What is missing from this book is much analysis on how hate and fear are deliberately mobilized by special interest groups for political or commercial purposes. The most contentious political debates of our era are characterized by demagoguery – whether climate change, taxation, education, industrial relations or refugee issues.

Charitably, Goldwag accepts that some hate-peddlers at least believe what they are saying. The current wave of anti-Obama “New Hate” in America expresses a desire to turn back the clock to a mythical golden age free of troublesome women, minorities and foreigners raining on America’s God-given parade, but it also embodies a cynical ploy to get more confused and apathetic Americans out to vote Republican. He concludes that the majority of those who claim to believe Obama is a foreign Muslim are less concerned about Obama’s identity than about America’s identity not being what it used to be, at home or abroad.
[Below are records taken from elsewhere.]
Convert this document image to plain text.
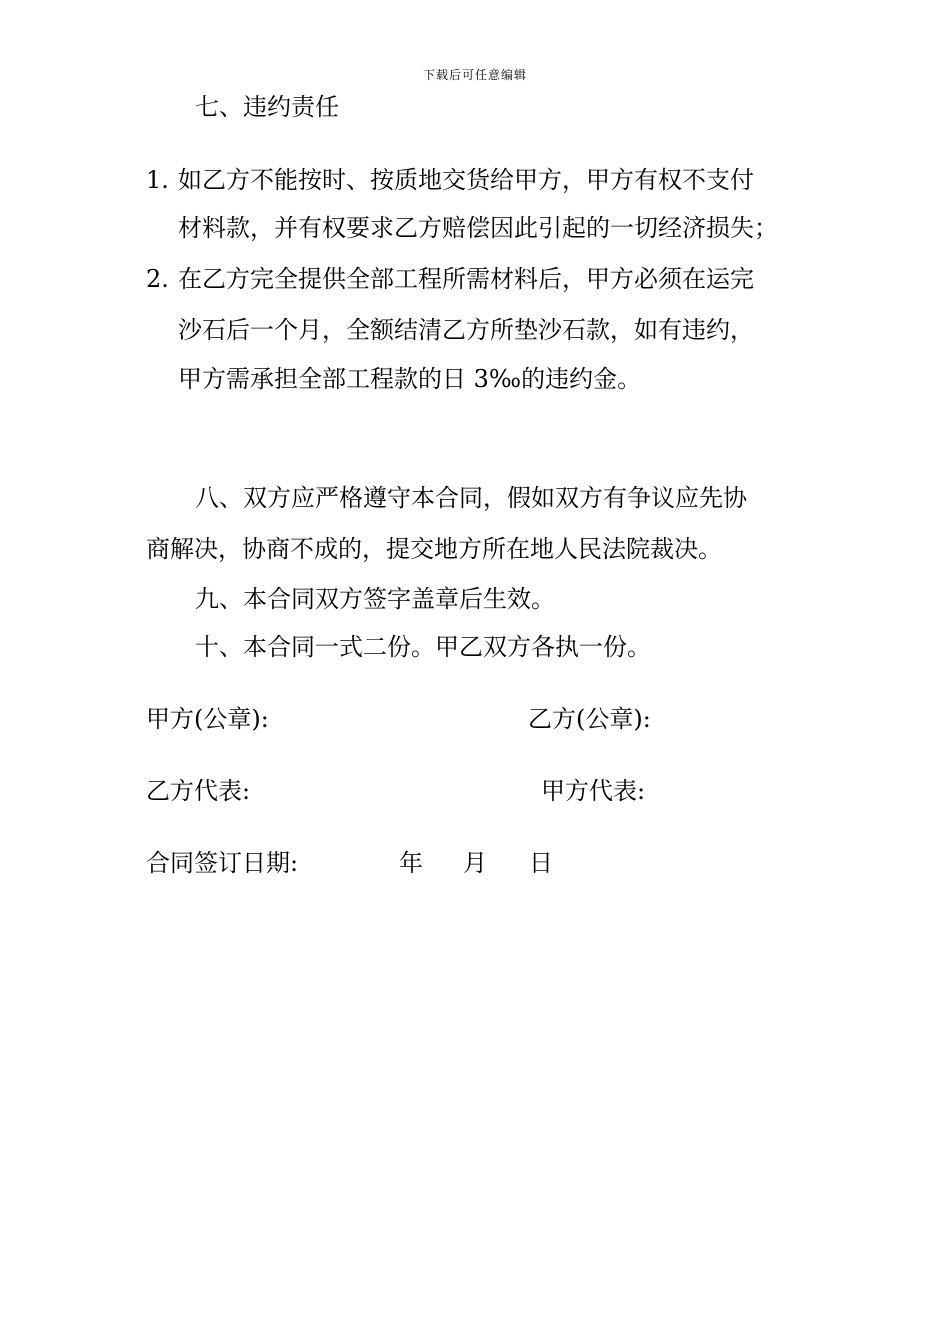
下载后可任意编辑
七、违约责任
1. 如乙方不能按时、按质地交货给甲方，甲方有权不支付
材料款，并有权要求乙方赔偿因此引起的一切经济损失；
2. 在乙方完全提供全部工程所需材料后，甲方必须在运完
沙石后一个月，全额结清乙方所垫沙石款，如有违约，
甲方需承担全部工程款的日 3‰的违约金。
八、双方应严格遵守本合同，假如双方有争议应先协
商解决，协商不成的，提交地方所在地人民法院裁决。
九、本合同双方签字盖章后生效。
十、本合同一式二份。甲乙双方各执一份。
甲方(公章):	乙方(公章):
乙方代表:	甲方代表:
合同签订日期:	年 月 日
The Australian experience of politics steered by poll-driven marketing gurus may incline some of us to be more ready than Goldwag to see hate-movements as blatantly manipulated by vested interests. Cynicism may be, on average, a healthier mental state than credence in fantastical conspiracy theories. After all, it was Plato who warned that the fatal weakness of democracy is its susceptibility to manipulation by demagogues.

Richard Thwaites, when a broadcast current affairs producer and editorial executive, has struggled to balance coverage of punch-ups with coverage of policy.